I’ve been reflecting a lot recently — When you start down the road of anti-racist, anti-white-supremacist work as a white person, you think (or at least I did) that it’s about learning the correct lingo (political correctness) or making more black and brown friends (tokenism) or voting for a certain party (liberalism/Democratism). BUT the more I walk this road, the more I learn that the main work of dismantling white supremacy in my life lies in recognizing the ways that I bring whiteness with me, even when I’m trying to be aware or “woke”.

It’s not enough to say or do the “right things” if I say and do them in a way that reinforces white supremacy. It’s not enough to share all the ways I’ve “leveled up” as an activist or ally — and in fact, that’s really not even helpful to bring up at all. It’s definitely not enough (and definitely not helpful) to point my fingers at other folks and say, “But at least I didn’t say THAT.”

What fighting white supremacy is really about is being wrong. Often. Sometimes when I most think I’m right. And fighting the impulse in my heart that says when I’m wrong that I’m bad, or that I’ll never get it “right”, or that now my relationships are over because I messed them up by saying the wrong thing.

The true antidote to white supremacy in my life is white humility and white vulnerability — the humility and vulnerability to trust that my friends and elders of color aren’t lying to me when they tell me that the systems of our country hurt them, and sometimes I hurt them, but that they love me anyway, and that they want me with them as we fight this fight and walk this walk of life together.

–Rebekah Schulz-Jackson (facebook post from 11/25/17)

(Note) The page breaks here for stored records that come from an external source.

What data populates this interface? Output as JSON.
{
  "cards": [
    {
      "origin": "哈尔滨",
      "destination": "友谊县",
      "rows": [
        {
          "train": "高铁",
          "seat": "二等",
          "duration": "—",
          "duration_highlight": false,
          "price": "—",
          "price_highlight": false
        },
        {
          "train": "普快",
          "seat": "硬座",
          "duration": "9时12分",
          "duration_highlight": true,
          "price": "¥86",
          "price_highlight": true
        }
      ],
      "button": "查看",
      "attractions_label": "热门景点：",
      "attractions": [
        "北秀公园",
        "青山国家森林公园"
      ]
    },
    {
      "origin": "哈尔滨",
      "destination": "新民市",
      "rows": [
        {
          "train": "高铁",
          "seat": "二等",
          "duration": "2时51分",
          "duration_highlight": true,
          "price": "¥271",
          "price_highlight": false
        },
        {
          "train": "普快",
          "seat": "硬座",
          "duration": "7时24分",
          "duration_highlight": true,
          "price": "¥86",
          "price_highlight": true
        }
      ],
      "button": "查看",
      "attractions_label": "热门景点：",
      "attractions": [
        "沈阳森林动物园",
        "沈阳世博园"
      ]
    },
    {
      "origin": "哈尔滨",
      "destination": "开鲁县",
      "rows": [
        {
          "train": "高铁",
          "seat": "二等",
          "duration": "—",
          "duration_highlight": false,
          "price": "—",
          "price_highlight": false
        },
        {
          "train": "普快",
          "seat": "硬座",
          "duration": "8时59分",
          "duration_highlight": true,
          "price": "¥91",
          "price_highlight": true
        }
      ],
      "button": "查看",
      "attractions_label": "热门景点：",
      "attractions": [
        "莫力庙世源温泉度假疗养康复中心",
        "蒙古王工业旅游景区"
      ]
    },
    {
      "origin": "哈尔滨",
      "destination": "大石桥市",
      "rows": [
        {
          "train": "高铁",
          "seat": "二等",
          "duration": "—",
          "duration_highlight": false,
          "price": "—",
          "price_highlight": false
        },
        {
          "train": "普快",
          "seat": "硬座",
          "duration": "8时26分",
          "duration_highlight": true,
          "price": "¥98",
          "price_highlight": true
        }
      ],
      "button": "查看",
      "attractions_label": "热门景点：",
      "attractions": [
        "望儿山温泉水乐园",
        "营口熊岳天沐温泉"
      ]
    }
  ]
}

Mark Van Steenwyk writing on “white fragility”

When you’re feeling defensive, it is pretty common to adamantly declare “I’m not being defensive.” Which is why so many folks don’t believe white fragility is a real thing.

I get it. When someone challenges your views by suggesting that your wrong perspective is tied up in you being white, it seems ridiculous. I mean, if you concede to that, then pretty much any person of color is automatically right and you’re automatically wrong.

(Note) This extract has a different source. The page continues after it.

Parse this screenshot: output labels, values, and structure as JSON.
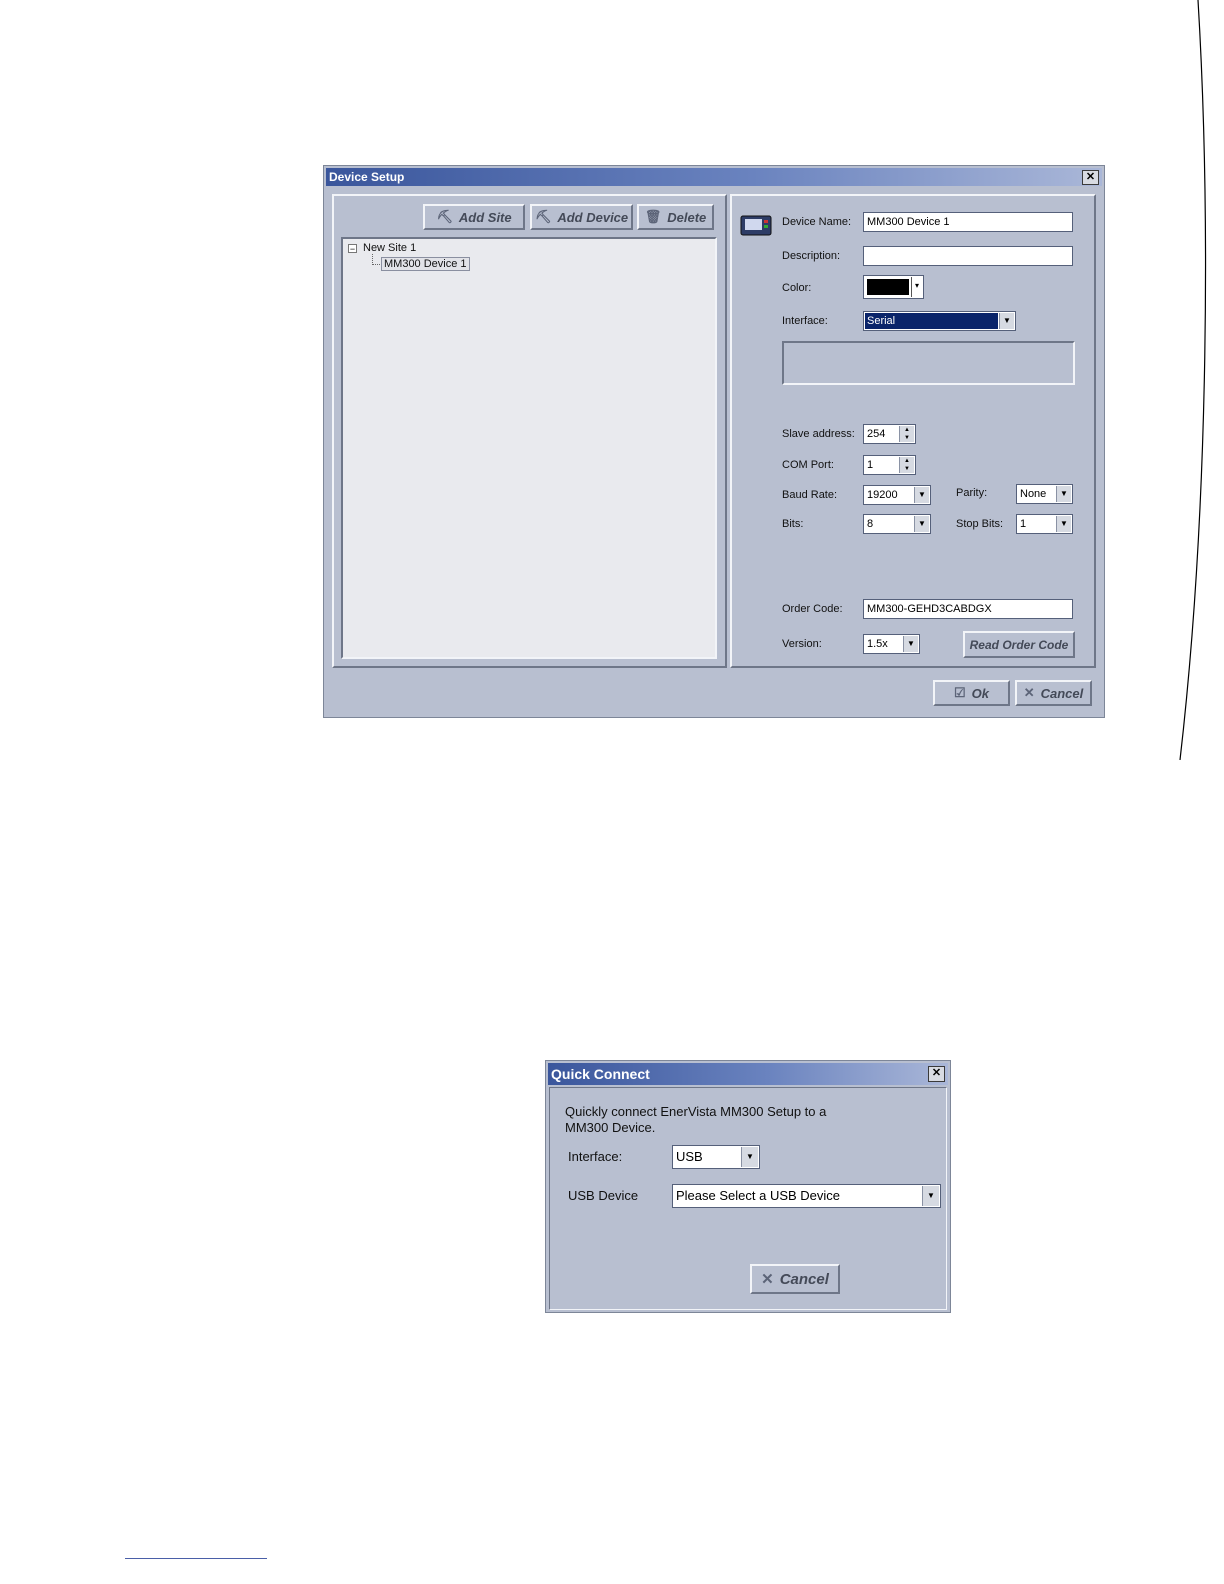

But that isn’t how it works. Nobody is saying you can’t have an opinion or that you’re always wrong simply because you’re white. But if you get agitated anytime someone suggests that your being wrong about something is tied up in your white bias, then you are demonstrating white fragility…a deeply emotional response to the faintest possibility that you are tied up in some sort of racist framework.

Do you honestly expect that centuries of race-based oppression has been, for the most part, cleared up in the 50 years since MLK was assassinated? I mean, we’re still stuck in Plato’s ideas that the immaterial is truer than the material and that dude has been dead for 2400 years. We think it only takes 50 years for the attitudes, beliefs, and structures of white supremacy to become undone?

Isn’t it even worth considering that if you grew up white in this society that you might lack the perspective to understand just how racist our system is? Isn’t it worth considering that this racist system has left its impression on you?

This isn’t about fault or blame. It is about understanding our world and recognizing the responsibility we all have to push back oppression, particularly when it rests within the nooks and crannies of our own minds.

White fragility is the inability to consider this real possibility as one reacts with anger or condescension or anxiety or disgust.

Once we accept that things in our society can influence us more than we know, we have taken our first step to liberation.